I meant the use of teslacrack in directories with files having different keys, and teslacrack with only one found key.

Googulator commented 8 years ago

It's normal and supported if you have multiple keys. Every invocation of the TeslaCrypt executable will run with a new AES key (the Bitcoin key is per-machine, and should not change between runs). Simply put both keys in the known_keys array. The --delete option will only delete files that were successfully decrypted.

There was a bug in unfactor.py until recently, where it would ignore the magic number set in the function definition. This should be fixed now.

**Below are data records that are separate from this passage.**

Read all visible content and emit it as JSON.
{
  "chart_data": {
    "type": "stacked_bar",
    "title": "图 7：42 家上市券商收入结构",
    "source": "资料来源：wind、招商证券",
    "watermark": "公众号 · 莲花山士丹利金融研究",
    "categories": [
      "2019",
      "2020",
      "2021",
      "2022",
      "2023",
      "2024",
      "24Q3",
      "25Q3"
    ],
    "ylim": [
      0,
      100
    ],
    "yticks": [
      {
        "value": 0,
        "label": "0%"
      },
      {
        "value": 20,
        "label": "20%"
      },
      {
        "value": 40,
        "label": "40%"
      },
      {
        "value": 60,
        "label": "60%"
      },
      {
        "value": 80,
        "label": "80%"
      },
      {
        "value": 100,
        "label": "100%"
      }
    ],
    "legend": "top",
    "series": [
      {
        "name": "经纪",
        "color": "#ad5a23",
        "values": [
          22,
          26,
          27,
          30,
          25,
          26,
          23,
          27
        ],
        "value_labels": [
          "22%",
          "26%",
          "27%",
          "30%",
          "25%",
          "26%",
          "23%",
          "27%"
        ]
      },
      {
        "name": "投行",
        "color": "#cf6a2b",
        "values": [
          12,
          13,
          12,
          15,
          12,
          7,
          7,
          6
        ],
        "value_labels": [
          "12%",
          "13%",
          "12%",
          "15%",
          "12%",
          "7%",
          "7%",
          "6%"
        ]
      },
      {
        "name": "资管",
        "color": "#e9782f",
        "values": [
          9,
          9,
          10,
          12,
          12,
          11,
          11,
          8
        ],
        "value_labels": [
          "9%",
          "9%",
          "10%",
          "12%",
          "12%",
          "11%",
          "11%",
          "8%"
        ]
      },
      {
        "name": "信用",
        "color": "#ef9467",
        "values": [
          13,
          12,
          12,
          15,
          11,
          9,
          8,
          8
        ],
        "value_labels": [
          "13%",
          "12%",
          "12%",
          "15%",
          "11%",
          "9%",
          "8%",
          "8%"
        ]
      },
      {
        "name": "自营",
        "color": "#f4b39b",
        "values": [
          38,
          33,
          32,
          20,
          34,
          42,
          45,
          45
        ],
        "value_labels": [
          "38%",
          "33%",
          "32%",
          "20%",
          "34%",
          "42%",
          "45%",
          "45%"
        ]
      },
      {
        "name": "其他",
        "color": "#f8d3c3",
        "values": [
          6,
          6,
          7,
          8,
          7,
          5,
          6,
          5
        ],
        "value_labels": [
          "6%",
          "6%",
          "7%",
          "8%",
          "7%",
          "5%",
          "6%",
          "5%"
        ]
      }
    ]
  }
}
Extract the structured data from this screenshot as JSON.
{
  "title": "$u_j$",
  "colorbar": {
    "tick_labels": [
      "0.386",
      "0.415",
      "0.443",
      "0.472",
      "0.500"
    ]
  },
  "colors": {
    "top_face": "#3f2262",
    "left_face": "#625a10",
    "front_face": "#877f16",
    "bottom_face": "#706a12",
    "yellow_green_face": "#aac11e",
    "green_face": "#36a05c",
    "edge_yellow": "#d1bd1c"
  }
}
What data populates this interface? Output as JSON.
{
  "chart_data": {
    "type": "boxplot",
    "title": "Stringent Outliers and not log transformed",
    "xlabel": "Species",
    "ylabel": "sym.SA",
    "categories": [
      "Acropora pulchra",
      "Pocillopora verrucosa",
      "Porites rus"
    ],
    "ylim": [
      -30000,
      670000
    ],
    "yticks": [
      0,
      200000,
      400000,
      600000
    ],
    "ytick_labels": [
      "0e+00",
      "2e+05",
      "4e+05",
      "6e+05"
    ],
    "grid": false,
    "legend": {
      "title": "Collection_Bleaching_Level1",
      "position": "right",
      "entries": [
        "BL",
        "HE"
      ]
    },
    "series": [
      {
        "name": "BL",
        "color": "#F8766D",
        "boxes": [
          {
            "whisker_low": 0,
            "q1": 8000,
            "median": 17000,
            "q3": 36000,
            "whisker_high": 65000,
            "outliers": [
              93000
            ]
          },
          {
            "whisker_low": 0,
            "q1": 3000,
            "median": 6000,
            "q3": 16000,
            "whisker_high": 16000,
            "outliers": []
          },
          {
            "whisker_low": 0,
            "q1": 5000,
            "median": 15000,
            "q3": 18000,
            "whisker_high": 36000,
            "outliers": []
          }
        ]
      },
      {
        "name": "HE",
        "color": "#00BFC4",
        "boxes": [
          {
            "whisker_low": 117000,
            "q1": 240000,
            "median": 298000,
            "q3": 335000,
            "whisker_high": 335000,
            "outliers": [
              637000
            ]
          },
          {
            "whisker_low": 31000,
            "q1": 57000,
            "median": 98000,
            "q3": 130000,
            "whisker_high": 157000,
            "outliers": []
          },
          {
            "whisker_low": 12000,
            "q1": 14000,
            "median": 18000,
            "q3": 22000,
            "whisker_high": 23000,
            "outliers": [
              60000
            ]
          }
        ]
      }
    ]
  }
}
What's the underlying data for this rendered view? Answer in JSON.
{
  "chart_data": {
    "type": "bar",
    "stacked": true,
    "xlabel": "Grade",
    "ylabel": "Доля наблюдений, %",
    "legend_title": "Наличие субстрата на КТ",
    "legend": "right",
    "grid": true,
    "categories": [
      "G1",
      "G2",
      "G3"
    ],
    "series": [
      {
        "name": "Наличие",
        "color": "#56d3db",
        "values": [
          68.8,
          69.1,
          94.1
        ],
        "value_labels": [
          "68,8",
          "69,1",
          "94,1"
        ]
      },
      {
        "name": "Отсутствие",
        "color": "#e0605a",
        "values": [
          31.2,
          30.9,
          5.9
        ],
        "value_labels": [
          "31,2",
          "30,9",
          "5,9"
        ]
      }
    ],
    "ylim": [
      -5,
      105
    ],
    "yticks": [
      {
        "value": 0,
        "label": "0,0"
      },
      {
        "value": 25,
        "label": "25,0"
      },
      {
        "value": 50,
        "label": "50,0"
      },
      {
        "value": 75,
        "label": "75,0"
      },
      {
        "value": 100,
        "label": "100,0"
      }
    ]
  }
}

vicmarleon commented 8 years ago

Yes, I have just decrypted a second key file, also using unfactor_ecdsa and ran teslacrack with both succesfully ;) As you say, the BitCoin key did not change. Positively I have two keys, before and after rebooting. I have run multiple antimalware, antivirus etc and I am pretty sure it is erased (I was attacked four weeks ago and no reproductions since), but do you know any trace that may be left and recognizable as some .exe etc?

Thanks very much again for your work! You deserve some donation, only bitcoin is possible?

Googulator commented 8 years ago

I can also take Flattr. For now I'm doing this pseudonymously, so I can't publish my PayPal address.